In two separate actions, the City of Milton Common Council Tuesday approved the drafting of ordinances that would allow city residents to keep chickens and bees.
Council further approved the scheduling of public hearings for each draft to be held when the proposed ordinances returned to council for a first reading.
Proposing urban chickens in Milton is not new, City Administrator Al Hulick, said, noting that an urban chicken ordinance had come before council in 2015, but failed during the first reading.
An urban beekeeping ordinance had not been considered in the past, he said.
Hulick said a beekeeping ordinance had been brought to staff’s attention over the last few years “a handful” of times.
Councilmember Larry Laehn had also “prompted the conversation” by researching the topic and providing council with a draft of what he thought might be appropriate, Hulick said.
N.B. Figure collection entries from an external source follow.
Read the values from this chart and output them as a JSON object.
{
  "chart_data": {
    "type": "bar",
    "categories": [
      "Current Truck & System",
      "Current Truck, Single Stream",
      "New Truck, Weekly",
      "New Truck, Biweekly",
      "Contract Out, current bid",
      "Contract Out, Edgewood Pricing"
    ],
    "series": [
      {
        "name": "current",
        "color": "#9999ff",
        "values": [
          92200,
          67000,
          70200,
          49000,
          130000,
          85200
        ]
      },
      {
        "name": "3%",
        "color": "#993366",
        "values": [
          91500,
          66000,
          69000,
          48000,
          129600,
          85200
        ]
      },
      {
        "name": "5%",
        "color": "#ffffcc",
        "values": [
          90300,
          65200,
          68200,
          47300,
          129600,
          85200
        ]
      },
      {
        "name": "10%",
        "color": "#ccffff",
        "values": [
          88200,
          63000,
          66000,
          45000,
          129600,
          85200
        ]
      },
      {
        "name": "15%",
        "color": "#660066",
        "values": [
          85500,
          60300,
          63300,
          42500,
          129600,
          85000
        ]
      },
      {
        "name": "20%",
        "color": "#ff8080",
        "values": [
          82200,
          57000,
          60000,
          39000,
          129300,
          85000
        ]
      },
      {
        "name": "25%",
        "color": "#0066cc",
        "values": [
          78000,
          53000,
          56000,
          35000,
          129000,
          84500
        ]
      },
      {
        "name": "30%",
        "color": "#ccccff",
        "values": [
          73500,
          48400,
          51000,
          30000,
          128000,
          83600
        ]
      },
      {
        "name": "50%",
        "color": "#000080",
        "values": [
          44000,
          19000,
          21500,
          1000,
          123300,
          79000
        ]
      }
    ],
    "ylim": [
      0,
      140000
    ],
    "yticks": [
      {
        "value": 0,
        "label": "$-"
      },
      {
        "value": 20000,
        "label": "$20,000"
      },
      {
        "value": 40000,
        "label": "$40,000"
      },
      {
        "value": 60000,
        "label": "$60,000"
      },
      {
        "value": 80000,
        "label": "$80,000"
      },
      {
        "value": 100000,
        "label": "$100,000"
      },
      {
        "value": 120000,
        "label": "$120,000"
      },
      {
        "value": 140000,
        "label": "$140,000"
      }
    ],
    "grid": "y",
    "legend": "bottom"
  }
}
Laehn said he thought suggestions offered in the example ordinance he provided were in keeping with Milton’s environmental and quality of life philosophies.
His suggested draft allowed specifically for the keeping of honeybees, which, Laehn said, were a nonaggressive species.
While citing potential dangers posed to residents with allergies, Councilmember Bill Wilson said he thought the idea was “generally a good thing.”
Councilmember Theresa Rusch said when she first learned there would be discussion about an urban bee ordinance, she asked herself: “Are you guys nuts?”
She, too worried about allergies, but had since contacted a beekeeper and had been persuaded to consider the topic.
“We can educate people of the benefit of bees and pollination … one-third of our food supply comes from pollination,” she said.
Council discussed the pros and cons of allowing urban chickens.
Councilmember Lynda Clark said when people learn she is on council, they next ask: “Can I have a chicken?”
“I think it’s time to bring it up again,” she said.
Wilson asked if the coop would be considered a structure. He noted that city code allows for up to three disconnected structures on a city lot.
Director of Public Works Howard Robinson said the city did not count doghouses as structures and thought chicken coops would be viewed similarly.
Rusch said she had some concerns about urban chickens, asking: ”Would we have a chicken inspector?”
She said she anticipated complaints associated with “smelly droppings,” noise and the attraction of rodents.
Without conscientious daily maintenance, she said, the animals could bring lice and mites.
“What happens if a chicken is ill, and what happens when they begin to age, will that be dealt with through euthanasia?” she asked.
Laehn said he had been in conversations with City of Milwaukee officials who told him that they had had an urban chicken ordinance for several years.
“They said they had very little problems with people who raise chickens,” and that “people who raise chickens are very good at taking care of them,” Laehn said.
When it came to feces, Laehn said, “I’d argue that we have more problems with dogs and cats.”
His draft limited each property owner to four chickens and did not allow roosters, he said.
“Home grown eggs are really good for people health-wise,” Laehn said.